How Big, How Blue, How Beautiful continues the melodramatic saga in evermore drama-filled philosophising, abundant in mythical and dreamlike imagery. If you haven’t imagined yourself speeding through a rainy night listening to "Queen of Peace" as though you’re on your way to save the world from oblivion then you’re probably listening wrong… maybe.

"Too Much Is Never Enough"... Ah, the somber, somewhat harrowingly nostalgic ballad that can probably bring a grown man to a whimsical moment of a memory he’d long forgotten about. My girlfriend and I would listen to this as early as 8.30am on the tube in rush hour, lipsynching as passionately as possible, much to the bemusement of the suit-clad commuters around us.

The day I graduated I listened to "Dog Days Are Over" on repeat, and I feel the shackles of expectation free themselves from me, which left me standing a little wobbly and unsure in my own life that was all up to me from that point.

And now, in her new album, High As Hope, Florence sings "South London Forever". I listen, living in South London, with two weeks before moving north of the river, after another year tucked sweetly into bed with the anticipation of a new home to explore, this time with no academic excuse put off the real world for a little longer, at the end of summer. She has the power to reminisce things as though I am sitting there with her, on a rooftop somewhere with a beer in my hand, laughing at everyone else doing things to busy themselves from what really matters. What else could be better than this?

For me, the music of Florence and the Machine in isolation manages to fill a hole that my world doesn’t know it’s missing, most of the time. Her music gives me a weightless position to view the world, a sense of focus powerful enough for me to reach into the deepest corners of my imagination, as though I could be some sort of ethereal presence – something immortal and important. What if one day there is no such thing as snow? Oh god what do I know. Or, just plain little me, in need of an omniscient guardian angel, as such. And I don’t know anything, except that green is so green.

Call it a trick of production studios, a tactic of multi-layered music, of a classical or biblical reference that allows us the relief to feel small. It allows me to feel music and meaning in voids, in vast, empty spaces that are mostly invisible, that I feel an urge to fill but can’t find or create something palpable enough to fill it. Something so mighty and so philosophical, that it’s difficult to determine whether it’s really a “thing” at all.
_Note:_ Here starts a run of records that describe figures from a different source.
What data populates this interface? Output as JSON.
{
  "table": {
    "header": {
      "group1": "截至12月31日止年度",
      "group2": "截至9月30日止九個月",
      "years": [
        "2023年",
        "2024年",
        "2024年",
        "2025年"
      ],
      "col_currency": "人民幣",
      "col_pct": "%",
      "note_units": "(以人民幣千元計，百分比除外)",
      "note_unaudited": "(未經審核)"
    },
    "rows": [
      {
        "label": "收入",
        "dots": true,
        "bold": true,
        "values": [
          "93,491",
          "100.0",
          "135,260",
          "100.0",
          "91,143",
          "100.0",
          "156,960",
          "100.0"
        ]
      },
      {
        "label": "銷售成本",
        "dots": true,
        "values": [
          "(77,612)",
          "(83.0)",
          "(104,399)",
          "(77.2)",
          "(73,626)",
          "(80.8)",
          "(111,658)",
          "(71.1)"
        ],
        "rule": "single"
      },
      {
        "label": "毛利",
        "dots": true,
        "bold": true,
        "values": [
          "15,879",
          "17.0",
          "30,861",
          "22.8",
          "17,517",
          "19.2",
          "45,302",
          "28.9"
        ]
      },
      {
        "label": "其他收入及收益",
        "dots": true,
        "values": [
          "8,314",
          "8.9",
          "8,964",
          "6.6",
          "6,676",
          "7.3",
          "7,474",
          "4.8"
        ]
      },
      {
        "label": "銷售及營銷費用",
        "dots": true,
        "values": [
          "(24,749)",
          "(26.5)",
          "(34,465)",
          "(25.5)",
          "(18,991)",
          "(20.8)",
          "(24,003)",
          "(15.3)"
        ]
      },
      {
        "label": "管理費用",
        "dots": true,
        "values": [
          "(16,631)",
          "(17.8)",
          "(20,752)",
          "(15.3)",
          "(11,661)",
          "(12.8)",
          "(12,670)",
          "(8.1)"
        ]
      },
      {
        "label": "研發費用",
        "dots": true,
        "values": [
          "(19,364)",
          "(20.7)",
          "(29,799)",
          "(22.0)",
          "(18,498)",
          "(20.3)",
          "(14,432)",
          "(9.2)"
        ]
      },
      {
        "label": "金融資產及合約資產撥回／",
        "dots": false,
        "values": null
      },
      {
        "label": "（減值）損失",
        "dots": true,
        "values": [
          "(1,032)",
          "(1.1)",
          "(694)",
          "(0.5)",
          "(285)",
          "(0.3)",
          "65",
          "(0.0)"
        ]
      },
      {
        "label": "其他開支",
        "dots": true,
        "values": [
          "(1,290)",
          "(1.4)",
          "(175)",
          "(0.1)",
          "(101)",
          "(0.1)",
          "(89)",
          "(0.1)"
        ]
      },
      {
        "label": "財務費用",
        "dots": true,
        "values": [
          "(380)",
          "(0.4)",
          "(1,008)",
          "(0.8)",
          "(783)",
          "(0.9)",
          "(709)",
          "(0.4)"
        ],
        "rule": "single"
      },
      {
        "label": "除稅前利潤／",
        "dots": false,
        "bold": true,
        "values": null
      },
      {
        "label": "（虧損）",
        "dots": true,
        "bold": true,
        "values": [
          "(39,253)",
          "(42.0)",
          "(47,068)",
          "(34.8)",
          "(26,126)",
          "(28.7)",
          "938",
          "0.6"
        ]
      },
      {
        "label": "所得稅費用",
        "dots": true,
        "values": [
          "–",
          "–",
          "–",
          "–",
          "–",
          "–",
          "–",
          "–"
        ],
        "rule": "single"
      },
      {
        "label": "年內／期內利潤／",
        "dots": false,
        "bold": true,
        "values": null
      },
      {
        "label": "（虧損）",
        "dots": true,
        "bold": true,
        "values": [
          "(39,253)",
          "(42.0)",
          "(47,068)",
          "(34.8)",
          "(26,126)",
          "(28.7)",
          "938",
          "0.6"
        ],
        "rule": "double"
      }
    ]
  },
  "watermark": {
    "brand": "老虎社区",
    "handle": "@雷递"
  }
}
But that’s exactly what modern life does and needs. Distraction. And it’s everywhere. Florence’s music gives me solace like a favourite book, without the specifics of names and scenarios to feel too unrelatable. I won’t be living in South London for much longer, but I’ve got a song to chronicle the time of my life that I did, when I was twenty-two and graduated and trying to find my feet in a world that feels too big for me. Her music makes me feel like my heart is big enough - maybe too big, too many feelings, too much to feel all at once. You need a big god, big enough to hold your love. But the drum beats and layers stabilise me in the endless momentum of life’s rhythm as it continues to unravel before me and I feel right there as it’s happening.

As she sings, Everything I ever did was just another way to scream your name, I don’t know who she’s screaming for… but I can feel it. Everything I do is just another way for me to scream my love and confusion for love itself and for the world and everything in it. Sometimes it feels like my heart is too big and so strong but too fragile. I feel so full of love but I don’t know where to put it, and modern life just keeps displacing it into meaningless arbitrary whims that aren’t even a fragment of the feeling that inspired it.

But I don’t have to find words to explain all that, because Florence finds them for me like an apt poem or a much needed glass of water, and I can just sit back and feel it all, quite effortlessly. Over and over and over and over again.